How to split dictionary keys into multiple separate keys in python?

Question

In Python I am using the RRDTool Python wrapper to store and read values into / from a RRD-Database.

The RRDTool for Python is a wrapper for the C-based source / command-line utility of rrdtool.

After creating a database I want to read out it's header using the python command:

header_info = rrdtool.info('database_file_name.rrd') 

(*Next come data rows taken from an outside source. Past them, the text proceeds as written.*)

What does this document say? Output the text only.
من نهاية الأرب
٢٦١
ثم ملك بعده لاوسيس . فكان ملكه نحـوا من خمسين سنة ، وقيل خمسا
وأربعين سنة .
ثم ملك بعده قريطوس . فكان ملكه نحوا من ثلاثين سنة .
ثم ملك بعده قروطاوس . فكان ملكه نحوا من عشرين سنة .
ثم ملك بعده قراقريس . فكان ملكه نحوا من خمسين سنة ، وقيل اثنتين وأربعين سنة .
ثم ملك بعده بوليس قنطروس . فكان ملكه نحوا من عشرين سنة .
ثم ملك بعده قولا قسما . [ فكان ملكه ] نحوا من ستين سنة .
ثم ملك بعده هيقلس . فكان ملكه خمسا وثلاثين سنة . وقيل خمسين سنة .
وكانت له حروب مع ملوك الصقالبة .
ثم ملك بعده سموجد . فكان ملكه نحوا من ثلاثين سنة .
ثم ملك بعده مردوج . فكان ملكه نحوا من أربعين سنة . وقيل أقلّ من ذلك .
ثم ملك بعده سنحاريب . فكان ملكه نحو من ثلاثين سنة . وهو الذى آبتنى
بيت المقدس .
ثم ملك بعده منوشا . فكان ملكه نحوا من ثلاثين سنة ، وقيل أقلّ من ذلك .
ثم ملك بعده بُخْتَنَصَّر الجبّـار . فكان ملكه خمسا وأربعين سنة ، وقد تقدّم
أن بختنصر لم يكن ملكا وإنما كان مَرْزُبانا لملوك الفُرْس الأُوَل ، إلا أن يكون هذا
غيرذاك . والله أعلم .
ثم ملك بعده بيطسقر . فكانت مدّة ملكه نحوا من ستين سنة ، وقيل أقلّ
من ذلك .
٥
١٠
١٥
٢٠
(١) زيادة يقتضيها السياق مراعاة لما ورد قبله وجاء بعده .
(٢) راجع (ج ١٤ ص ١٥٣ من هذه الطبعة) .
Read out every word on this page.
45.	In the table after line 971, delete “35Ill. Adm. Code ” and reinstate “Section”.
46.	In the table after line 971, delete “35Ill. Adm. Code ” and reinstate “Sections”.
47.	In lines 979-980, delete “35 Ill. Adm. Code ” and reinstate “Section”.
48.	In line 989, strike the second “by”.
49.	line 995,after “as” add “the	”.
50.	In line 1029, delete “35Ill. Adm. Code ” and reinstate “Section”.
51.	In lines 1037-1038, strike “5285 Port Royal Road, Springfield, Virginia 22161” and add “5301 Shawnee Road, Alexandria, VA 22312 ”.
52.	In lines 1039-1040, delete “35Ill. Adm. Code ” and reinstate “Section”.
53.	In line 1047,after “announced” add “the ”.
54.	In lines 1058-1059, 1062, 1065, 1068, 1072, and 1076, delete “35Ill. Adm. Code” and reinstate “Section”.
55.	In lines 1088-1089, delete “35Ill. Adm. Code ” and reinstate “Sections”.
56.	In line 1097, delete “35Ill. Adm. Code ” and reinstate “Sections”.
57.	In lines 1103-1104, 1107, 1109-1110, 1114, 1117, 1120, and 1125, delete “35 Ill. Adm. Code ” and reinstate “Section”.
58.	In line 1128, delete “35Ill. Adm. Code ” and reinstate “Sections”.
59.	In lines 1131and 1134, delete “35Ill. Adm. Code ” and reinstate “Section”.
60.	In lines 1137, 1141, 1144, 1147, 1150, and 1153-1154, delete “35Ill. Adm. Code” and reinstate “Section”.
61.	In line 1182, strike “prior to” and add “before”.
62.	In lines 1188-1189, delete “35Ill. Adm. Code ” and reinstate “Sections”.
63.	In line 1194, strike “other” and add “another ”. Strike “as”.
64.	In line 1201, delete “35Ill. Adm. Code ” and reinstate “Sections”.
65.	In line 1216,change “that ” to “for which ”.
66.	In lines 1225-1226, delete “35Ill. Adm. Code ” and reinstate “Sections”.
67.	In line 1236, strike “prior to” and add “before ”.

which is equal to the command line utility:

rrdtool info database_file_name.rd

and which would print header-infos like that:

filename = "database_file_name.rrd"
rrd_version = 5
...
ds[datasource_identifier_1].index = 0
ds[datasource_identifier_1].type = "GAUGE"
...
ds[datasource_identifier_2].index = 1
ds[datasource_identifier_2].type = "GAUGE"
...

In python the output of the command line tool is wrapped inside a single big dictionary with the following schema:

key: value
"filename" : "database_file_name.rrd"
"ds[datasource_identifier_1].index" : "0"
"ds[datasource_identifier_2].type" : "GAUGE"

I am now trying to figure out how to split up that dictionary so that I could access it like that:

index = dictionary["ds"]["datasource_identifier_1"]["index"]

But I do not have a clue how to do that using python. I would guess this can be done with iteration over the original dictionary and split up those keys using "[","]" and "." as triggers and create a new dictionary then.

How can I do that in Python?

Answer 1

We need to parse the keys to see if they look like ds[some_identifier].type etc.

def process_dict(dictionary):
    import re    
    rgx = re.compile(r"^(ds)\[(.+?)\]\.(index|type)$")

    processed = {}

    for k, v in dictionary.items():
        # does k have the format ds[some_key].index etc
        m = rgx.search(k)
        if m:
            # create the embedded path
            ds, ident, attr = m.groups()
            processed.setdefault(ds, {}).setdefault(ident, {})[attr] = v
        else:
            processed[k] = v

    return processed